In den verschiedenen Jahrgängen unterscheiden sich die Eiweißstabilität in Wein und der damit verbundene Schönungsbedarf sehr stark. Die Gründe dafür sind so vielfältig wie die Meinungen zum Thema Bentonit. Doch gleichgültig ob die jeweilige Betriebsphilosophie stabilisierende Maßnahmen in Most oder Wein vorsieht, der Schaden, der jährlich durch eiweißtrübe Weine entsteht, ist für einige Betriebe finanziell belastend und Image-schädigend. Dem Mythos Bentonitbedarf soll an dieser Stelle auf den Grund gegangen werden. Dabei stehen sowohl Vorurteile auf dem Prüfstand, als auch mögliche Ursachen für Eiweißinstabilität.

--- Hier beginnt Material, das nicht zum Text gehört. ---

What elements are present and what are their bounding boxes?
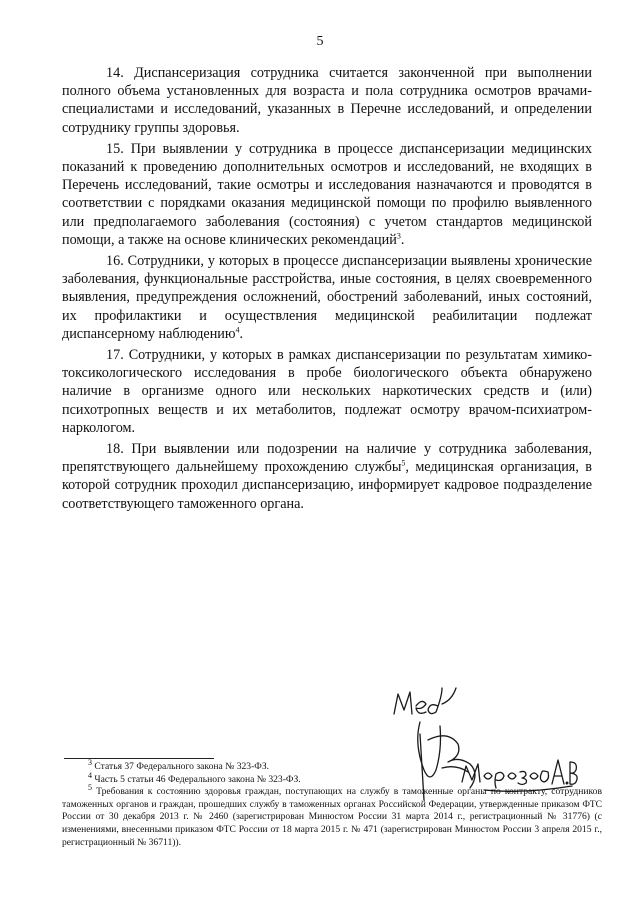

Aus dem reichhaltigen Datenarchiv des Weinchemischen Labors des DLR Rheinpfalz in Neustadt wurden alle Ermittlungen des Bentonitbedarfs in den Jahren ab 2001 zusammen getragen und graphisch gegenüber gestellt. Dabei zeigt sich, dass sich die Jahrgänge tatsächlich auffällig unterscheiden, was sich zudem statistisch signifikant belegen lässt. Der Aufstellung in Abbildung 1 liegen insgesamt etwa 700 Datensätze zugrunde.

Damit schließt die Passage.